[Feature] Connector prepare for RAG
Search before asking
- [x] I had searched in the feature and found no similar feature requirement.
Description
As a multimodal data integration tool, we hope that SeaTunnel can support parsing complex file types, converting their contents into structured file streams, and ultimately writing them into a vector library through embedding.

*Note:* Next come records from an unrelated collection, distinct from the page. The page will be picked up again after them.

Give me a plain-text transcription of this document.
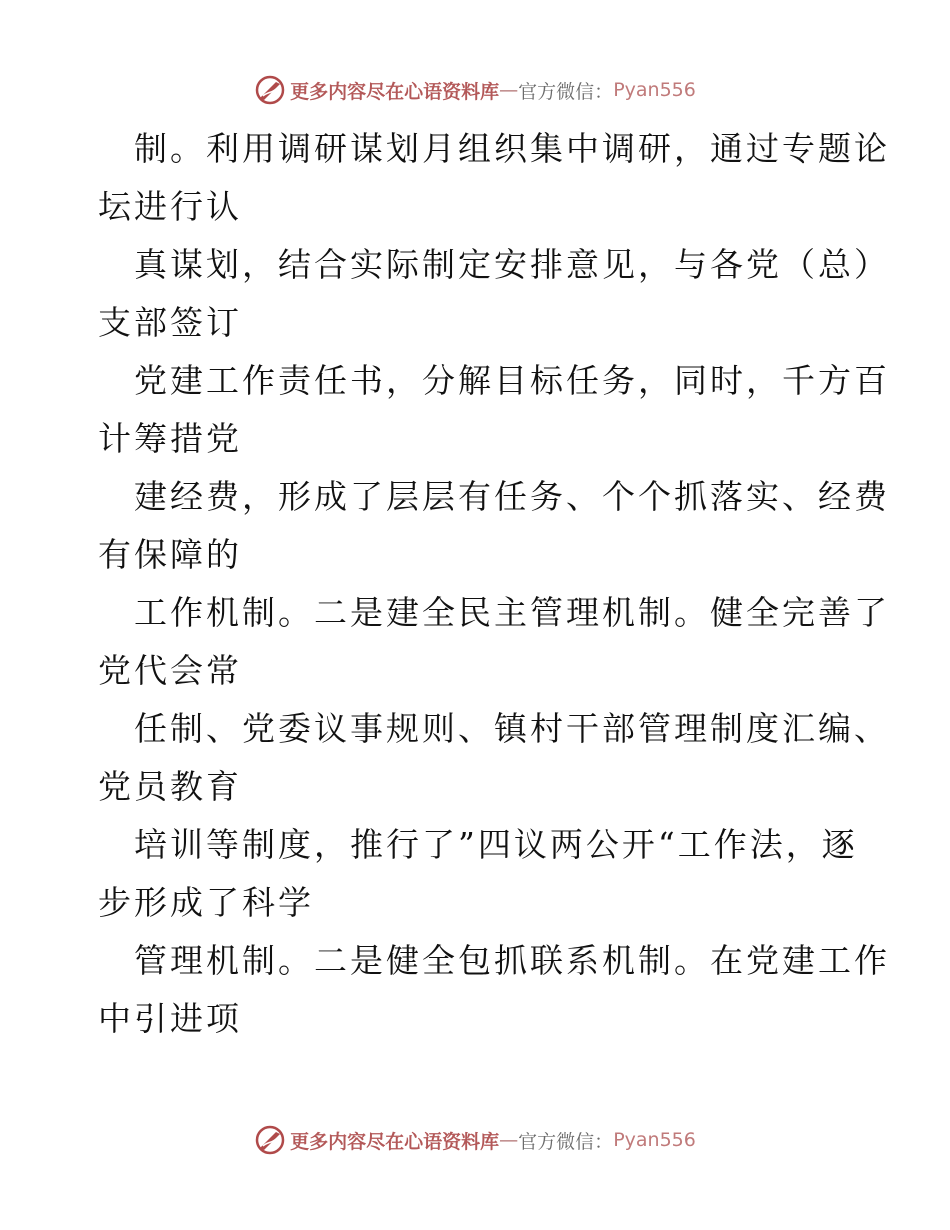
更多内容尽在心语资料库 — 官方微信： Pyan556
制。利用调研谋划月组织集中调研，通过专题论
坛进行认
真谋划，结合实际制定安排意见，与各党（总）
支部签订
党建工作责任书，分解目标任务，同时，千方百
计筹措党
建经费，形成了层层有任务、个个抓落实、经费
有保障的
工作机制。二是建全民主管理机制。健全完善了
党代会常
任制、党委议事规则、镇村干部管理制度汇编、
党员教育
培训等制度，推行了”四议两公开“工作法，逐
步形成了科学
管理机制。二是健全包抓联系机制。在党建工作
中引进项
更多内容尽在心语资料库 — 官方微信： Pyan556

This issue tracks related tasks.
For chunking please refer Please refer https://docs.dify.ai/en/guides/knowledge-base/create-knowledge-and-upload-documents/chunking-and-cleaning-text and https://docs.llamaindex.ai/en/stable/examples/node_parsers/semantic_chunking/
Usage Scenario
No response
Related issues
No response
Are you willing to submit a PR?
- [ ] Yes I am willing to submit a PR!
Code of Conduct
- [x] I agree to follow this project's Code of Conduct
@Hisoka-X
Before working on this, I think it’s important to have a discussion about abstraction first.
Is it okay for the person who originally created this to just go ahead and handle the abstraction work as well?
@Hisoka-X
Is it alright if I collaborate with @joonseolee on the abstraction task and also take on tickets 1 through 3 together?
Is it alright if I collaborate with @joonseolee on the abstraction task and also take on tickets 1 through 3 together?
Sure! Thanks @joonseolee @iinow